DÉCISION DE PREMIÈRE INSTANCE : CONSEIL DE PRUD'HOMMES - FORMATION PARITAIRE DE TOURS en date du 09 Décembre 2022 - Section : INDUSTRIE
APPELANTE :
S.A.S. TLD EUROPE
[Adresse 1]
[Localité 3]
représentée par Me Anne BONNEVILLE, avocat au barreau de TOURS
ET
INTIMÉ :
Monsieur [N] [C]
né le 27 Septembre 1973 à [Localité 5]
[Adresse 4]
[Localité 2]
représenté par Me Emilie GUERET de la SELARL CONVERGENS, avocat au barreau de TOURS
ayant pour avocat plaidant Me Sylvie MARTIN avocat au barreau de POITIERS
ordonnance de clôture : le 5 octobre 2024
Audience publique du 4 Juin 2024 tenue par Mme Florence CHOUVIN, Conseiller, et ce, en l'absence d'opposition des parties, assistée lors des débats de Monsieur Jean-Christophe ESTIOT, Greffier.
Après délibéré au cours duquel Mme Florence CHOUVIN, Conseiller a rendu compte des débats à la Cour composée de :
Monsieur Alexandre DAVID, président de chambre, président de la collégialité,
Madame Laurence DUVALLET, présidente de chambre,
Madame Florence CHOUVIN-GALLIARD, conseiller
Puis le 15 OCTOBRE 2024, Monsieur Alexandre DAVID, président de Chambre, assisté de Madame Fanny ANDREJEWSKI-PICARD, Greffier a rendu l'arrêt par mise à disposition au greffe de la cour, les parties en ayant été préalablement avisées dans les conditions prévues au deuxième alinéa de l'article 450 du code de procédure civile.
FAITS ET PROCÉDURE
Selon contrat de travail à durée indéterminée du 1er mars 2006, la SAS TLD Europe a engagé M. [N] [C] en qualité de monteur mécanicien, statut non-cadre, niveau N2B3, coefficient 190, de la classification de la convention collective des industries métallurgiques de la région parisienne.

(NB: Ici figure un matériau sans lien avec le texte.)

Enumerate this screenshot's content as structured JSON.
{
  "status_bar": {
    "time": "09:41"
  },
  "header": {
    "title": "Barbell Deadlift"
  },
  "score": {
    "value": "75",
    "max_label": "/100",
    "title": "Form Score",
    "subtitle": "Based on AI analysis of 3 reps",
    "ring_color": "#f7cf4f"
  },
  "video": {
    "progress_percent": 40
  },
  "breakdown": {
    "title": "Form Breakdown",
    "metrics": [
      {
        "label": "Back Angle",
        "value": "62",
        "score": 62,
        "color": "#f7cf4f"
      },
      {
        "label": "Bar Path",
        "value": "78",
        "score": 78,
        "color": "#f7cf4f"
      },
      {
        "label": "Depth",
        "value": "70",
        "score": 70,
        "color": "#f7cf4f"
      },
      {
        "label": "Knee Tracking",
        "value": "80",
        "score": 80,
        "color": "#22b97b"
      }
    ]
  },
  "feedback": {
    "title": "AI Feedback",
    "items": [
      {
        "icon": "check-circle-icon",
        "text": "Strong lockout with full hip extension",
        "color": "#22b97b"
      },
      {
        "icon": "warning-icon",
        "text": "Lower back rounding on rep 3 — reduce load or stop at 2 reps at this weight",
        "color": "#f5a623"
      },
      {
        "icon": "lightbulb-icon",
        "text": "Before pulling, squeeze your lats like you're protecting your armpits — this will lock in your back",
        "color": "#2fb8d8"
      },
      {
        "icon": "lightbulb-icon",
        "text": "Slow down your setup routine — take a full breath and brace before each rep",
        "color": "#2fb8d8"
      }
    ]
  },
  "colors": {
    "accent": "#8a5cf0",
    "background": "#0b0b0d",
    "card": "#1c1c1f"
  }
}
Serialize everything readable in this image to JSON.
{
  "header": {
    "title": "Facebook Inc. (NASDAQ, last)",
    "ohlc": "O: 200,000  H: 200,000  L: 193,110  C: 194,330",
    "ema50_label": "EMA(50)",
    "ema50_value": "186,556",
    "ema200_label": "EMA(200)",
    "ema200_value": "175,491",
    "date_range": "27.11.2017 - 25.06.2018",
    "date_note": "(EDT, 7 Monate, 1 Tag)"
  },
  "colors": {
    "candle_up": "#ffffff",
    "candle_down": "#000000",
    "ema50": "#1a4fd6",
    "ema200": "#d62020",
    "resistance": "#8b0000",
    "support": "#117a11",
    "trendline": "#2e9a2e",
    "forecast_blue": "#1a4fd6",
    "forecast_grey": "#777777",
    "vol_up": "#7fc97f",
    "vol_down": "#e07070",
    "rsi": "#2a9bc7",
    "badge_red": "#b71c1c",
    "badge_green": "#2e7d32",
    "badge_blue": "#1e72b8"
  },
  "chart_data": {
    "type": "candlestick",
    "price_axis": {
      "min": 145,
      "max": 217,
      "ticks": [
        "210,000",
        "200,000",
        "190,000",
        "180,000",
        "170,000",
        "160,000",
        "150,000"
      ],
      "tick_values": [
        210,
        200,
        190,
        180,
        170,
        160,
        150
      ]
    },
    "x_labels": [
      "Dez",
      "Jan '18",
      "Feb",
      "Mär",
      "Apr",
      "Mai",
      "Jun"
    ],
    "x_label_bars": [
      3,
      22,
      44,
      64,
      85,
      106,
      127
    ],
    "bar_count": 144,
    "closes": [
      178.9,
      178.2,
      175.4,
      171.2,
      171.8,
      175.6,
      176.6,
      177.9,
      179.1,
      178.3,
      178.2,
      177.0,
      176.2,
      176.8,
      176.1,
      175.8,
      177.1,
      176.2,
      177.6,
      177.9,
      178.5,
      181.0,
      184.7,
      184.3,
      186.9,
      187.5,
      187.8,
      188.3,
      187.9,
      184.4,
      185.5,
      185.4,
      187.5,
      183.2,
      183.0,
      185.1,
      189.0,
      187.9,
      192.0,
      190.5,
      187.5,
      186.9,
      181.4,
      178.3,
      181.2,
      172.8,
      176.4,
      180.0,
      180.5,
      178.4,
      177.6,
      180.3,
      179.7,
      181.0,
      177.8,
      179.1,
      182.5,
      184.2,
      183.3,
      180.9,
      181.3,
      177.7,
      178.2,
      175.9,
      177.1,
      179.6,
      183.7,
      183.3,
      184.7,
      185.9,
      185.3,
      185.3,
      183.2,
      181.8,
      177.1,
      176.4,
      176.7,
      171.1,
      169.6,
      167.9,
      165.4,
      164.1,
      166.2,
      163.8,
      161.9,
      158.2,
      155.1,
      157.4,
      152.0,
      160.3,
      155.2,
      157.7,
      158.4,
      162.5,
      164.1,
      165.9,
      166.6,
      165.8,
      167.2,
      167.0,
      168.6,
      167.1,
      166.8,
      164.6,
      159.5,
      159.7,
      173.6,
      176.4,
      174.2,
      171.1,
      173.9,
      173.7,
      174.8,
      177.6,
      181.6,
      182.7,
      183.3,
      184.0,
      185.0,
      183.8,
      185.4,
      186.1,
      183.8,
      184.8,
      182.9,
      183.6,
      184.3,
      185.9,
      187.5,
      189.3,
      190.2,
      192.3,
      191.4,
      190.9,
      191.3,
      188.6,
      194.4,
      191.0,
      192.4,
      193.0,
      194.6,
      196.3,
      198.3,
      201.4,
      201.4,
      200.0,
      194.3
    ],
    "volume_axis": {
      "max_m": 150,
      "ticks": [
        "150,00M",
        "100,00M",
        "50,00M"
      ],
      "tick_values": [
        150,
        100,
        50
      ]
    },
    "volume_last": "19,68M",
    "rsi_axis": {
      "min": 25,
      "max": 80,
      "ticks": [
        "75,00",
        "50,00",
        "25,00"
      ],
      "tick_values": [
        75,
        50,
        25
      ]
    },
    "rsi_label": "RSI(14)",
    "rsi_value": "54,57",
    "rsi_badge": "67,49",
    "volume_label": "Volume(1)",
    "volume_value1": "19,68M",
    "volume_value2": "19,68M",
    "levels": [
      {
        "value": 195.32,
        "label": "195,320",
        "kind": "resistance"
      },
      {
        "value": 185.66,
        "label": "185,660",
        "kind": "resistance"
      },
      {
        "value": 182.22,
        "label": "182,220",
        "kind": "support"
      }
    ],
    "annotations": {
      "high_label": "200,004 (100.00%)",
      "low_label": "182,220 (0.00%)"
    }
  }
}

La SAS TLD Europe a pour activité la conception, la fabrication et la vente de véhicules d'assistance aéroportuaire tels que tracteurs d'avions, escaliers passagers autotractés ainsi que tous autres matériels utilisés pour des opérations de chargement et déchargement lors du stationnement de l'avion.
Le 10 juillet 2019, la SAS TLD Europe a notifié à M. [N] [C] un avertissement pour avoir traité son superviseur de production de « connard » devant l'ensemble de ses collègues.
Le 2 septembre 2019, la SAS TLD Europe a notifié à M. [N] [C] un avertissement pour non-respect des horaires de travail.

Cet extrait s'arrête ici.